Another day, another scandal in Oregon. This time, it’s the Oregon State Police and Oregon Department Of Justice who are taking heat for losing track of over 1000 convicted rapists and child molesters. The reason? A loophole in state laws mean that only a small percentage of the sex abusers are required to be listed as registered sex offenders.
And now the state police are trying to cover it all up and blame the legislature.
Oregon is home to the most sex offenders per capita in the U.S. The National Center for Missing and Exploited Children says there are currently 679 sex offenders per every 100,000 people in the state.

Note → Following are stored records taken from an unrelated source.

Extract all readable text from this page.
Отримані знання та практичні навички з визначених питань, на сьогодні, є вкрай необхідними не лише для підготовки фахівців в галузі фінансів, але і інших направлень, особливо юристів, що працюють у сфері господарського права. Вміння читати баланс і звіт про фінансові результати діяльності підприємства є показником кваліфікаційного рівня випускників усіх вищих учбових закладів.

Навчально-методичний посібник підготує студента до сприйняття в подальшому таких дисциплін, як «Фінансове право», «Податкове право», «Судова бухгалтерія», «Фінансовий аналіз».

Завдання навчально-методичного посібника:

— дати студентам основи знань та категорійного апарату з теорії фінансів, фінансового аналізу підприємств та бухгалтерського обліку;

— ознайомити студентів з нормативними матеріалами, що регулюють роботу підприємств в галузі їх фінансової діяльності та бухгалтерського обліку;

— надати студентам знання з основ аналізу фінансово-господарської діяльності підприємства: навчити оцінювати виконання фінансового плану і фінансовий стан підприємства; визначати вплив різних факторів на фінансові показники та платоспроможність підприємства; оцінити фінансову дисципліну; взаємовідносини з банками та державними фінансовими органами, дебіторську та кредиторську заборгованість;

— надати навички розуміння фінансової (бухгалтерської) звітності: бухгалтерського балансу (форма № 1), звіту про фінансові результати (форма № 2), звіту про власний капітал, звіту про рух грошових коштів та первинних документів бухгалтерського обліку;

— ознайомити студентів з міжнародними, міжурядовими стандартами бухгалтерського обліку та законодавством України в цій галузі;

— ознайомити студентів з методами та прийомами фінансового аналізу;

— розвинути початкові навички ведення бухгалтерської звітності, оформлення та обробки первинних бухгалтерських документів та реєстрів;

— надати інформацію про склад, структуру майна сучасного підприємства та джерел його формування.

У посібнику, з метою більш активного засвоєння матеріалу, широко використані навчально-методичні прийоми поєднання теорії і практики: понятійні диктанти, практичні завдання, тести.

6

The group says the national average is 274 per 100,000.
Due to complex legal requirements Oregon’s public sex offender website currently only lists about 2.4 percent of the state’s nearly 30,000 registered sex offenders.
KATU also discovered the website does not list more than 1,000 sex offenders the state has classified as predators.

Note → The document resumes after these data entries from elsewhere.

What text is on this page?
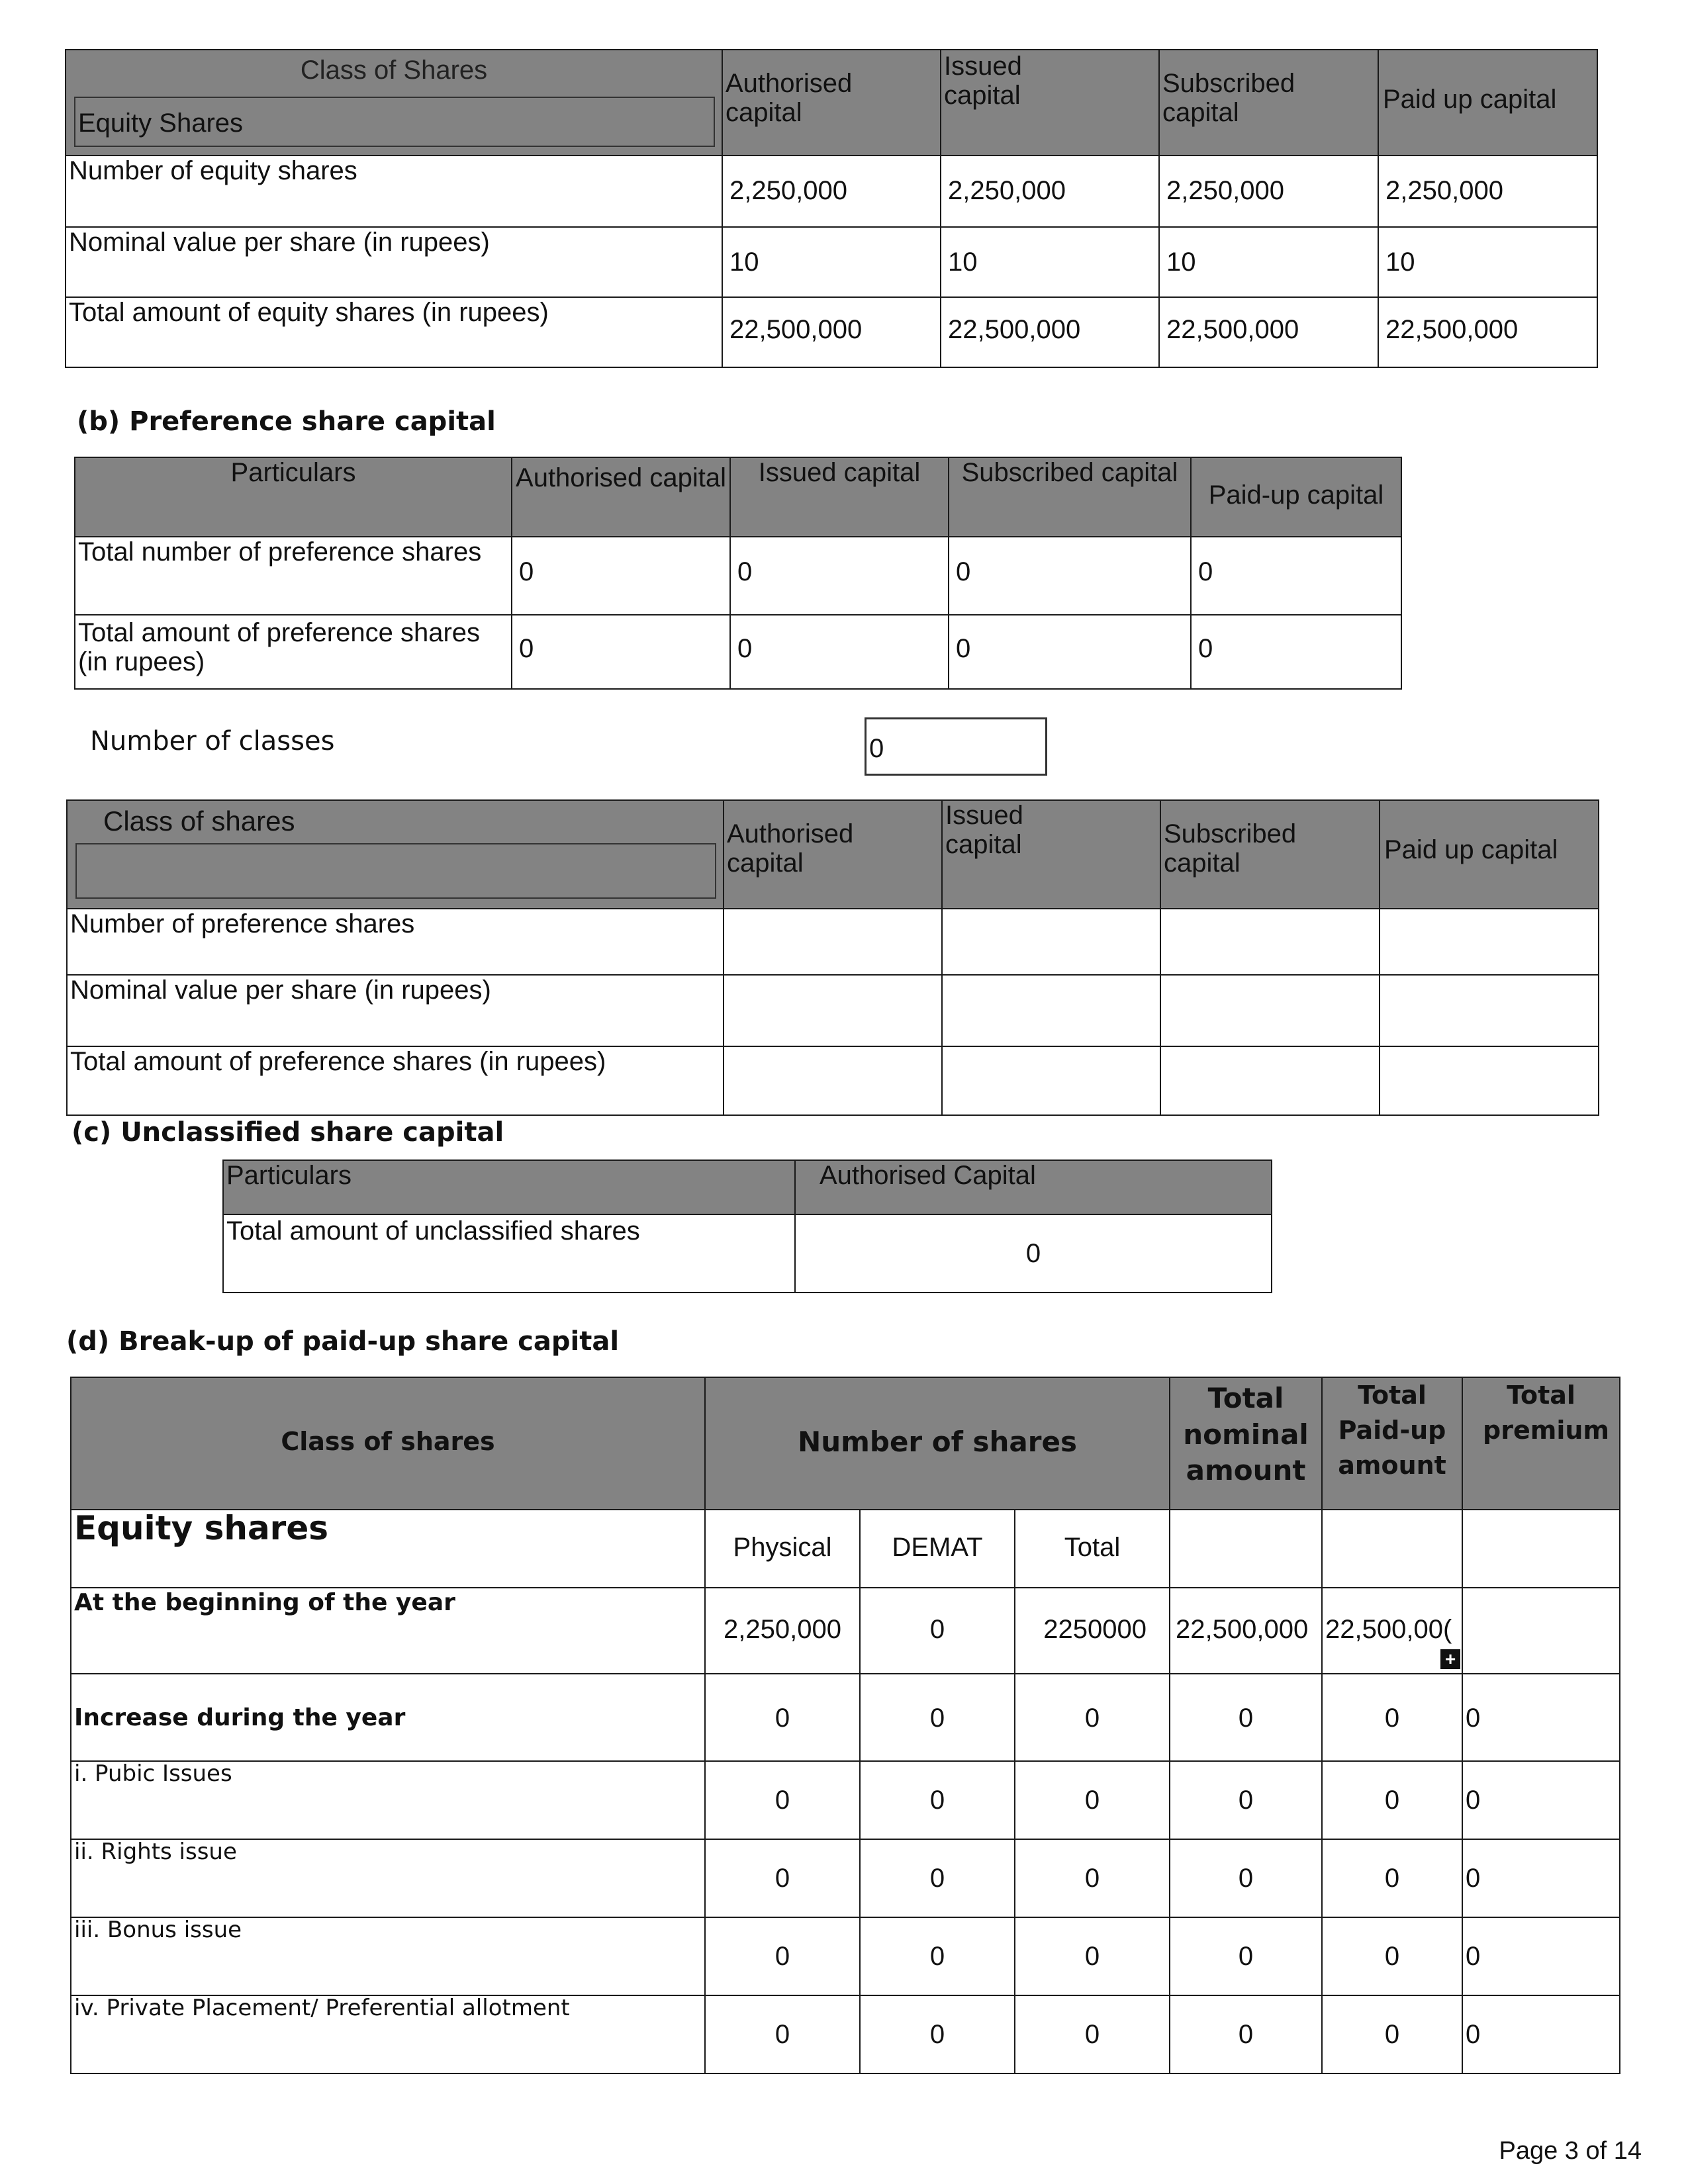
Class of Shares
Equity Shares	Authorised capital	Issued capital	Subscribed capital	Paid up capital

Number of equity shares	2,250,000	2,250,000	2,250,000	2,250,000

Nominal value per share (in rupees)	10	10	10	10

Total amount of equity shares (in rupees)	22,500,000	22,500,000	22,500,000	22,500,000
(b) Preference share capital
Particulars	Authorised capital	Issued capital	Subscribed capital	Paid-up capital

Total number of preference shares	0	0	0	0

Total amount of preference shares (in rupees)	0	0	0	0
Number of classes	0
Class of shares	Authorised capital	Issued capital	Subscribed capital	Paid up capital

Number of preference shares				

Nominal value per share (in rupees)				

Total amount of preference shares (in rupees)				

(c) Unclassified share capital
Particulars	Authorised Capital

Total amount of unclassified shares	0
(d) Break-up of paid-up share capital
Class of shares	Number of shares			Total nominal amount	Total Paid-up amount	Total premium

Equity shares	Physical	DEMAT	Total			

At the beginning of the year	2,250,000	0	2250000	22,500,000	22,500,00(
+	

Increase during the year	0	0	0	0	0	0

i. Pubic Issues	0	0	0	0	0	0

ii. Rights issue	0	0	0	0	0	0

iii. Bonus issue	0	0	0	0	0	0

iv. Private Placement/ Preferential allotment	0	0	0	0	0	0
Page 3 of 14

And it wasn’t easy to find that out.
Oregon State Police (OSP), which oversees the state’s sex offender registry, initially tried to charge a KATU reporter $200 for much of the information in this story. But through multiple emails the reporter appealed and OSP gave it to him for free as the agency has in the past.
“If I can tell my story and help only one person, that’s great,” explained Trisha, who said she also hoped to hold the state accountable. The alleged rape survivor asked KATU not to reveal her last name.

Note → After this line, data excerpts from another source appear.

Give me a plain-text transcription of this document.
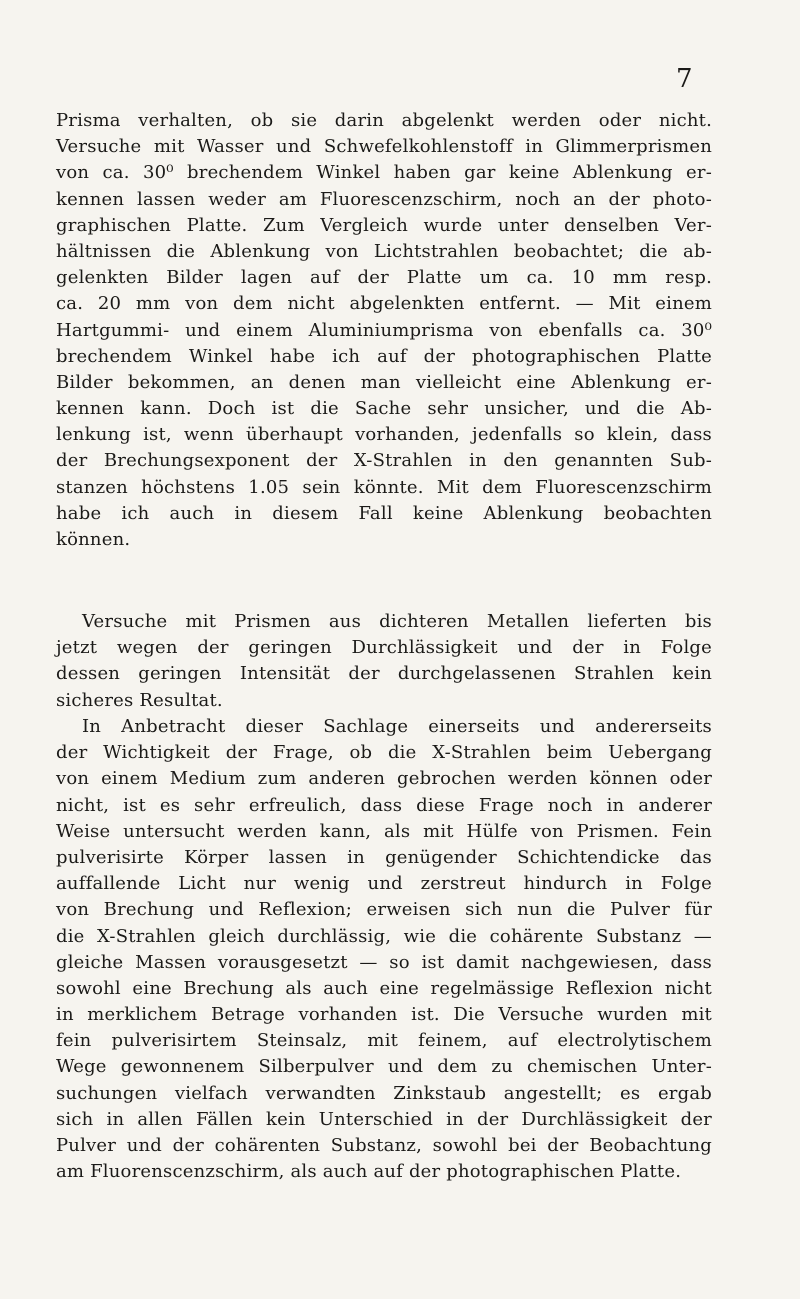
7
Prisma verhalten, ob sie darin abgelenkt werden oder nicht.
Versuche mit Wasser und Schwefelkohlenstoff in Glimmerprismen
von ca. 30⁰ brechendem Winkel haben gar keine Ablenkung er-
kennen lassen weder am Fluorescenzschirm, noch an der photo-
graphischen Platte. Zum Vergleich wurde unter denselben Ver-
hältnissen die Ablenkung von Lichtstrahlen beobachtet; die ab-
gelenkten Bilder lagen auf der Platte um ca. 10 mm resp.
ca. 20 mm von dem nicht abgelenkten entfernt. — Mit einem
Hartgummi- und einem Aluminiumprisma von ebenfalls ca. 30⁰
brechendem Winkel habe ich auf der photographischen Platte
Bilder bekommen, an denen man vielleicht eine Ablenkung er-
kennen kann. Doch ist die Sache sehr unsicher, und die Ab-
lenkung ist, wenn überhaupt vorhanden, jedenfalls so klein, dass
der Brechungsexponent der X-Strahlen in den genannten Sub-
stanzen höchstens 1.05 sein könnte. Mit dem Fluorescenzschirm
habe ich auch in diesem Fall keine Ablenkung beobachten
können.
Versuche mit Prismen aus dichteren Metallen lieferten bis
jetzt wegen der geringen Durchlässigkeit und der in Folge
dessen geringen Intensität der durchgelassenen Strahlen kein
sicheres Resultat.
In Anbetracht dieser Sachlage einerseits und andererseits
der Wichtigkeit der Frage, ob die X-Strahlen beim Uebergang
von einem Medium zum anderen gebrochen werden können oder
nicht, ist es sehr erfreulich, dass diese Frage noch in anderer
Weise untersucht werden kann, als mit Hülfe von Prismen. Fein
pulverisirte Körper lassen in genügender Schichtendicke das
auffallende Licht nur wenig und zerstreut hindurch in Folge
von Brechung und Reflexion; erweisen sich nun die Pulver für
die X-Strahlen gleich durchlässig, wie die cohärente Substanz —
gleiche Massen vorausgesetzt — so ist damit nachgewiesen, dass
sowohl eine Brechung als auch eine regelmässige Reflexion nicht
in merklichem Betrage vorhanden ist. Die Versuche wurden mit
fein pulverisirtem Steinsalz, mit feinem, auf electrolytischem
Wege gewonnenem Silberpulver und dem zu chemischen Unter-
suchungen vielfach verwandten Zinkstaub angestellt; es ergab
sich in allen Fällen kein Unterschied in der Durchlässigkeit der
Pulver und der cohärenten Substanz, sowohl bei der Beobachtung
am Fluorenscenzschirm, als auch auf der photographischen Platte.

Trisha said in February 2016 she met Alberto Baez Jr., 47, in Eugene. The single mother of two girls told KATU she moved in with him in Salem soon after.
“I liked him,” Trisha explained. “He was charming. He was nice. He was funny.”
But then Trisha said something strange happened.
“I kept getting phone calls and messages from people I knew, people I barely knew saying, ‘You know he’s a sex offender, right?’ And I didn’t want to believe it,” she explained, saying one of those people was Baez’s ex-wife.
She said she checked Oregon’s public sex offender website anyway and Baez wasn’t on it.
“So I was like, ‘These are people just trying to, you know, stir the pot,’” she said.
What Trisha didn’t know is Baez, a registered sex offender the state’s parole board labeled a predator, was convicted of two counts of third-degree rape in 2008 and three counts of second-degree sex abuse in 1994.
OSP told KATU Baez was put on the public website in 2010 but taken off the next year after a community corrections officer lowered his supervision.
“We had a very violent relationship,” she said. “He did some awful things to me. … I looked at it as probably torture.”
In April, Baez, who’s now in prison, was convicted of three counts of second-degree assault as well as unlawful use of a weapon and witness tampering related to attacks on Trisha in 2016 and 2017.
“He used to burn me with meth pipes,” Trisha said. “He took a lighter and put it to my back, so I had a burn there. … At one point he hit me over the head with a cutting board. … Just to protect my head and my face I threw my hands over my head. … He broke my fingers and plenty of other things.”
Baez is also currently charged with kidnapping and menacing Trisha as well as raping her repeatedly and he faces counts of sex abuse and possessing child pornography.
“Why he wasn’t on (the website) prior to that, I can’t answer,” Dylan Arthur, executive director of Oregon’s Board of Parole and Post-Prison Supervision, told a KATU reporter in October.
Oregon’s public listing of around 2 percent of the state’s sex offenders is extremely low compared to neighboring states. Idaho publicly lists 100 percent of its registered offenders, Nevada lists 90 percent, California lists 83 percent and Washington lists 33 percent.
The article also talks about how the state is apparently trying to re-classify sex offenders and keep better track of them, but they continually miss the deadlines and are now on track to have that new system implemented by 2022. How many more victims will there be by then?
When Oregon’s reclassification project is eventually done Arthur said it will likely only result in 5 to 10 percent of the state’s offenders being listed publicly.
He said the seven assessment specialists working on the re-classification effort are making progress, though not enough to make the current deadline.
As of October, Arthur told KATU only 4,029 of the state’s nearly 30,000 sex offenders had been reclassified into the three-level system.
“Right now, they’re averaging about 144 assessments a month compared to a year ago at this time where we were averaging 100,” he said. “It’s up to the Legislature to determine who goes on the website and who doesn’t.”
Interesting that the OSP punt the issue to the state legislature. Back in 2013, then-newly elected state representative Jennifer Williamson was caught on camera openly talking about how she wanted early release for violent criminals and sex abusers, and even worked as a lobbyist to protect and defend child rapists. Jennifer Williamson is now the House Majority leader in Oregon.
The democrats who run the state must be proud of themselves on this one.